Grève des enseignants : SOS Éducation durcit le ton et paralyse les écoles de Port-Gentil

La tension sociale reste vive dans le secteur de l’éducation nationale. À Port-Gentil, le mouvement syndical SOS Éducation a franchi un nouveau palier ce lundi 19 janvier, en durcissant la grève des enseignants, entraînant la fermeture totale de tous les établissements scolaires publics de la capitale économique.

Depuis le 5 janvier dernier, les enseignants du primaire et du secondaire observent un mouvement de débrayage pour réclamer, entre autres, le paiement des rappels solde, la régularisation des situations administratives, l’amélioration des conditions de travail et la revalorisation des carrières. Des revendications que SOS Éducation qualifie de « légitimes et fondées ».

Dans les principaux établissements scolaires de la ville de Port-Gentil, le constat est sans appel. Au lycée Thuriaf Batsantsa, qui accueille plus de 6 000 élèves, aucun apprenant n’était présent. « Un silence de cimetière » régnait dans l’enceinte de l’établissement. Même situation au lycée Joseph Ambouroue Avaro, au C.E.S du Parc et à son annexe, où salles de classe et cours sont restées totalement désertes. Par mesure de prudence, de nombreux parents ont préféré garder leurs enfants à la maison.
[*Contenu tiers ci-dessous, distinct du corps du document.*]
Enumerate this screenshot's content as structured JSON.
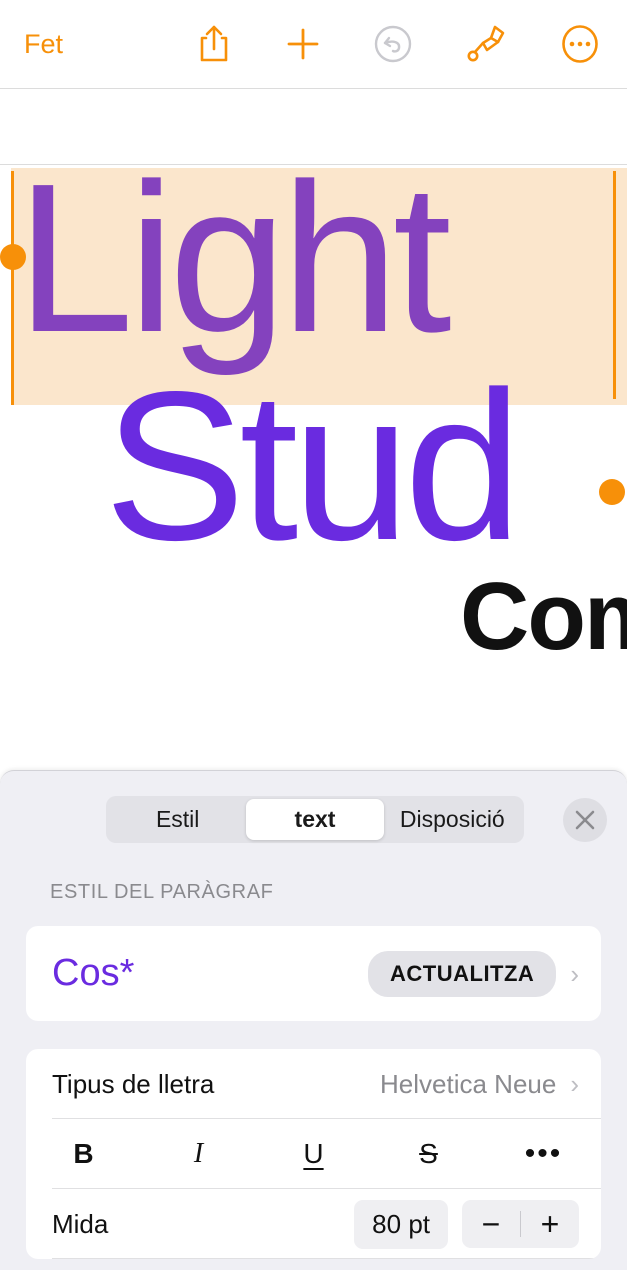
{
  "toolbar": {
    "done_label": "Fet",
    "icons": [
      {
        "name": "share-icon",
        "label": "Comparteix"
      },
      {
        "name": "add-icon",
        "label": "Afegeix"
      },
      {
        "name": "undo-icon",
        "label": "Desfés"
      },
      {
        "name": "paintbrush-icon",
        "label": "Format"
      },
      {
        "name": "more-circle-icon",
        "label": "Més"
      }
    ]
  },
  "document": {
    "line1": "Light",
    "line2": "Stud",
    "line3": "Comp",
    "selection_highlight_color": "#FBE6CC",
    "selected_text_color": "#8442BE",
    "text_color": "#6A2BE0",
    "handle_color": "#F79009"
  },
  "panel": {
    "segments": [
      {
        "label": "Estil",
        "active": false
      },
      {
        "label": "text",
        "active": true
      },
      {
        "label": "Disposició",
        "active": false
      }
    ],
    "close_label": "×",
    "section_header": "ESTIL DEL PARÀGRAF",
    "paragraph_style": {
      "name": "Cos*",
      "update_button": "ACTUALITZA",
      "chevron": "›"
    },
    "font": {
      "label": "Tipus de lletra",
      "value": "Helvetica Neue",
      "chevron": "›"
    },
    "format_buttons": [
      {
        "name": "bold-button",
        "label": "B"
      },
      {
        "name": "italic-button",
        "label": "I"
      },
      {
        "name": "underline-button",
        "label": "U"
      },
      {
        "name": "strikethrough-button",
        "label": "S"
      },
      {
        "name": "more-format-button",
        "label": "•••"
      }
    ],
    "size": {
      "label": "Mida",
      "value": "80 pt",
      "decrement": "−",
      "increment": "+"
    }
  },
  "colors": {
    "accent_orange": "#F79009",
    "purple": "#6A2BE0",
    "panel_bg": "#EFEFF4",
    "card_bg": "#FFFFFF"
  }
}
Pour SOS Éducation, cette mobilisation massive traduit la détermination des enseignants.

« Nous constatons que tous les établissements sont fermés et par conséquent, il nous fallait nous réunir pour galvaniser les troupes afin qu’on soit au piquet de grève », a déclaré Léonce Be Mezui, enseignant d’histoire-géographie et d’éducation à la citoyenneté, membre du mouvement. 

Le syndicat dénonce par ailleurs le silence persistant du gouvernement face à des revendications qui, selon lui, durent depuis plusieurs décennies.
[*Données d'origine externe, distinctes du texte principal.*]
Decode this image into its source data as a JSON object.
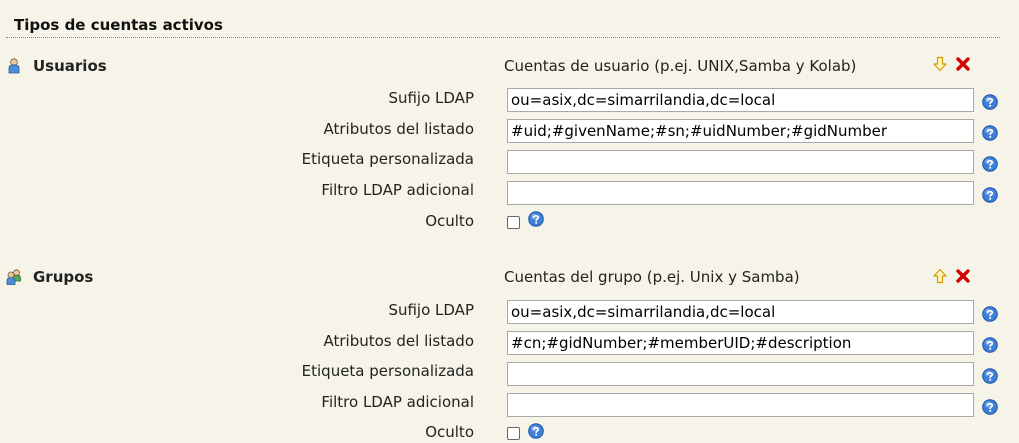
{
  "section": {
    "title": "Tipos de cuentas activos"
  },
  "types": [
    {
      "name": "Usuarios",
      "description": "Cuentas de usuario (p.ej. UNIX,Samba y Kolab)",
      "move_icon": "arrow-down-icon",
      "fields": {
        "suffix": {
          "label": "Sufijo LDAP",
          "value": "ou=asix,dc=simarrilandia,dc=local"
        },
        "attributes": {
          "label": "Atributos del listado",
          "value": "#uid;#givenName;#sn;#uidNumber;#gidNumber"
        },
        "custom_label": {
          "label": "Etiqueta personalizada",
          "value": ""
        },
        "filter": {
          "label": "Filtro LDAP adicional",
          "value": ""
        },
        "hidden": {
          "label": "Oculto",
          "checked": false
        }
      }
    },
    {
      "name": "Grupos",
      "description": "Cuentas del grupo (p.ej. Unix y Samba)",
      "move_icon": "arrow-up-icon",
      "fields": {
        "suffix": {
          "label": "Sufijo LDAP",
          "value": "ou=asix,dc=simarrilandia,dc=local"
        },
        "attributes": {
          "label": "Atributos del listado",
          "value": "#cn;#gidNumber;#memberUID;#description"
        },
        "custom_label": {
          "label": "Etiqueta personalizada",
          "value": ""
        },
        "filter": {
          "label": "Filtro LDAP adicional",
          "value": ""
        },
        "hidden": {
          "label": "Oculto",
          "checked": false
        }
      }
    }
  ],
  "colors": {
    "background": "#f6f4e8",
    "help": "#2f6fd0",
    "remove": "#d40000",
    "arrow": "#e6a800"
  }
}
« Nous nous sentons marginalisés parce qu’il s’agit là des problèmes qui ont une longévité de 20 ans, 25 ans, 15 ans et même plus. Le communiqué n°001 a raté parce que les enseignants ont eu raison. Quand l’enseignant décide que les élèves ne doivent pas se rendre dans les établissements, il faut comprendre. Quand on veut pêcher un requin, il faut aller avec l’idée de pêcher une baleine », souligne le syndicat.
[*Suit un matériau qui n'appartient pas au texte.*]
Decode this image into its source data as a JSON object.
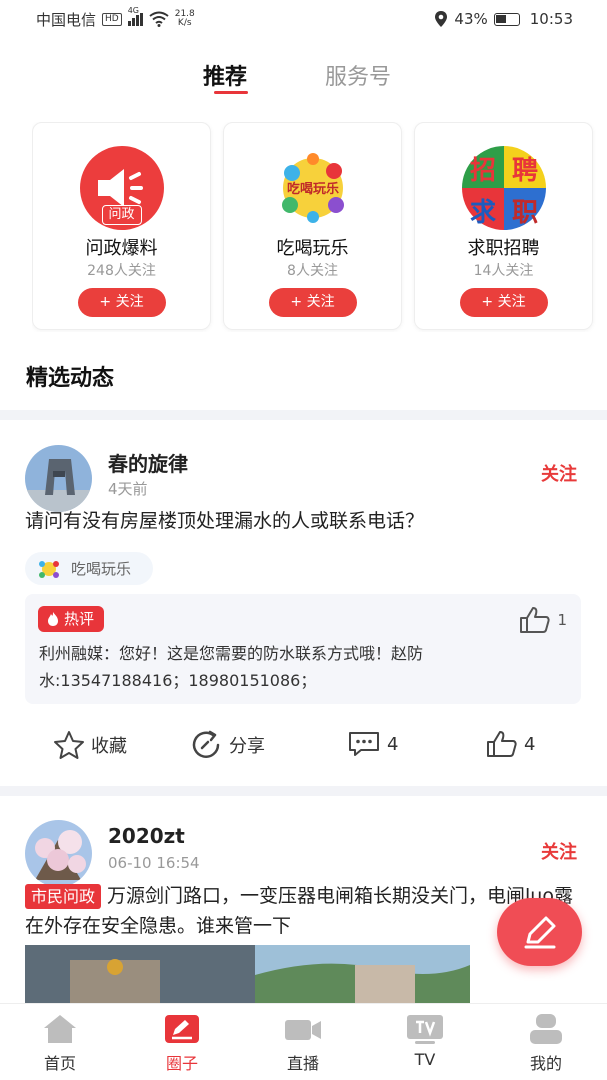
{
  "status_bar": {
    "carrier": "中国电信",
    "hd": "HD",
    "network": "4G",
    "speed_value": "21.8",
    "speed_unit": "K/s",
    "battery": "43%",
    "time": "10:53"
  },
  "tabs": [
    {
      "label": "推荐",
      "active": true
    },
    {
      "label": "服务号",
      "active": false
    }
  ],
  "circles": [
    {
      "name": "问政爆料",
      "followers": "248人关注",
      "badge": "问政",
      "follow_label": "+ 关注"
    },
    {
      "name": "吃喝玩乐",
      "followers": "8人关注",
      "logo_text": "吃喝玩乐",
      "follow_label": "+ 关注"
    },
    {
      "name": "求职招聘",
      "followers": "14人关注",
      "logo_chars": [
        "招",
        "聘",
        "求",
        "职"
      ],
      "follow_label": "+ 关注"
    }
  ],
  "section_title": "精选动态",
  "posts": [
    {
      "username": "春的旋律",
      "time": "4天前",
      "follow_label": "关注",
      "text": "请问有没有房屋楼顶处理漏水的人或联系电话？",
      "circle_tag": "吃喝玩乐",
      "hot_comment": {
        "badge": "热评",
        "likes": "1",
        "text": "利州融媒：您好！这是您需要的防水联系方式哦！赵防水:13547188416；18980151086；"
      },
      "actions": {
        "favorite": "收藏",
        "share": "分享",
        "comments": "4",
        "likes": "4"
      }
    },
    {
      "username": "2020zt",
      "time": "06-10 16:54",
      "follow_label": "关注",
      "tag": "市民问政",
      "text": "万源剑门路口，一变压器电闸箱长期没关门，电闸luo露在外存在安全隐患。谁来管一下"
    }
  ],
  "bottom_nav": [
    {
      "label": "首页",
      "icon": "home-icon",
      "active": false
    },
    {
      "label": "圈子",
      "icon": "circle-icon",
      "active": true
    },
    {
      "label": "直播",
      "icon": "video-camera-icon",
      "active": false
    },
    {
      "label": "TV",
      "icon": "tv-icon",
      "active": false
    },
    {
      "label": "我的",
      "icon": "user-icon",
      "active": false
    }
  ],
  "colors": {
    "accent": "#e8353a",
    "follow_button": "#ea3f3c",
    "fab": "#f04d55",
    "divider": "#f2f3f7"
  }
}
SOS Éducation alerte également sur les conséquences pédagogiques d’une crise sociale prolongée, estimant que les élèves demeurent les premières victimes de l’absence de dialogue entre l’État et les partenaires sociaux. De son côté, l’enseignant Paterne Ndong Nkoulou s’en est pris à la gestion du dossier par les autorités :

Les enseignants de Port-Gentil faisant une assemblée générale au piquet de grève  ce lundi 19 novembre  © Gabonactu.com

« La logique voudrait qu’on règle d’abord la question des enseignants avant d’envoyer les enfants à l’école. Le SG tente de mettre la pression en utilisant les apprenants comme bouclier. Pierre Mintsa qui est aux affaires sociales vient faire quoi dans les problèmes de l’éducation ? Tout le fiasco de la semaine dernière c’est lui qui l’a orchestré. Il peut s’amuser avec tout le monde mais pas avec l’enseignant ».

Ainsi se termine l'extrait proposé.